With new drugs being reviewed by regulatory agencies and then released onto the market faster than ever before, patients' safety is being compromised, according to an analysis published online Dec. 2 in the British Medical Journal.
David Kao, MD, a cardiovascular medicine fellow at the University of Colorado Health Sciences Center in Aurora, Colo., said that while drug regulatory bodies are under pressure to make new drugs available more quickly, there are concerns that the deadlines for approving drugs have shifted the focus away from safety.
Kao reviewed trends in drug approval times in the U.S. and suggested how drug-marketing techniques could be used to improve the way new drugs are monitored.
Previous research has shown that drugs approved in the U.S. during the two months before the mandated deadline were more likely to be withdrawn for safety reasons or to carry a warning.

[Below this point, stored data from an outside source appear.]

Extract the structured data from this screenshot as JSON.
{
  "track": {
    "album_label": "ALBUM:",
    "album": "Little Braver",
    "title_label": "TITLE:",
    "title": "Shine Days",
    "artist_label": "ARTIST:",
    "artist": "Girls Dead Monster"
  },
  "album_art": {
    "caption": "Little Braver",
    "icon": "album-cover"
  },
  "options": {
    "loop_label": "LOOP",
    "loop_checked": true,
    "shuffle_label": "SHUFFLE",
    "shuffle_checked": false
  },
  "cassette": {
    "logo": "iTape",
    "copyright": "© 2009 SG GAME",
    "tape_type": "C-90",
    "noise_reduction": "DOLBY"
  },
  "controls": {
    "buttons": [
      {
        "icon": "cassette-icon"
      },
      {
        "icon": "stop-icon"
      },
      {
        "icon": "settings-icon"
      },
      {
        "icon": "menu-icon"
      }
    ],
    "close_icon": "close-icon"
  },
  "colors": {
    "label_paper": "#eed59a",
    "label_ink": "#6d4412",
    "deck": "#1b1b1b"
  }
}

Today's marketing techniques are so sophisticated, said Kao, that once a drug has been approved the products can be released on websites within 90 minutes. He cited the example of Merck's new treatment (sitagliptin) for hyperglycemia. Within 14 days of approval, 188 million patients, or 73 percent of the insured U.S. population, had been targeted by the marketing campaign.
The danger with so many people trying a new drug very quickly, he said, is that it can expose large numbers of patients to unknown risks. When Merck's anti-inflammatory drug Vioxx (rofecoxib) was withdrawn from the market for safety reasons, it had been available for five years and 20 million patients had been exposed to it.
Regulatory agencies have been criticized for their dependence on drug companies for funding. The agencies often collect fees from drug companies so that they can hire staff to review the drugs more quickly.
The European Agency for the Evaluation of Medicinal Products receives 75 percent of its funding in this way, 43 percent of the FDA budget is similarly derived, and the U.K.'s Medicines and Healthcare Products Regulatory Agency is completely funded by drug companies.
The author said that the systems for reporting adverse drug reactions must be improved and suggests using the very same effective drug marketing techniques to do this. For example, laws in the U.S. already compel TV advertisements to instruct patients experiencing negative side effects to report their symptoms to the FDA. This could be expanded to include campaigns dedicated to drug safety monitoring.
Kao concluded by saying that the only drug monitoring system that will minimize unknown risks must involve all the key players in healthcare, including doctors, regulatory bodies, drug companies and patients.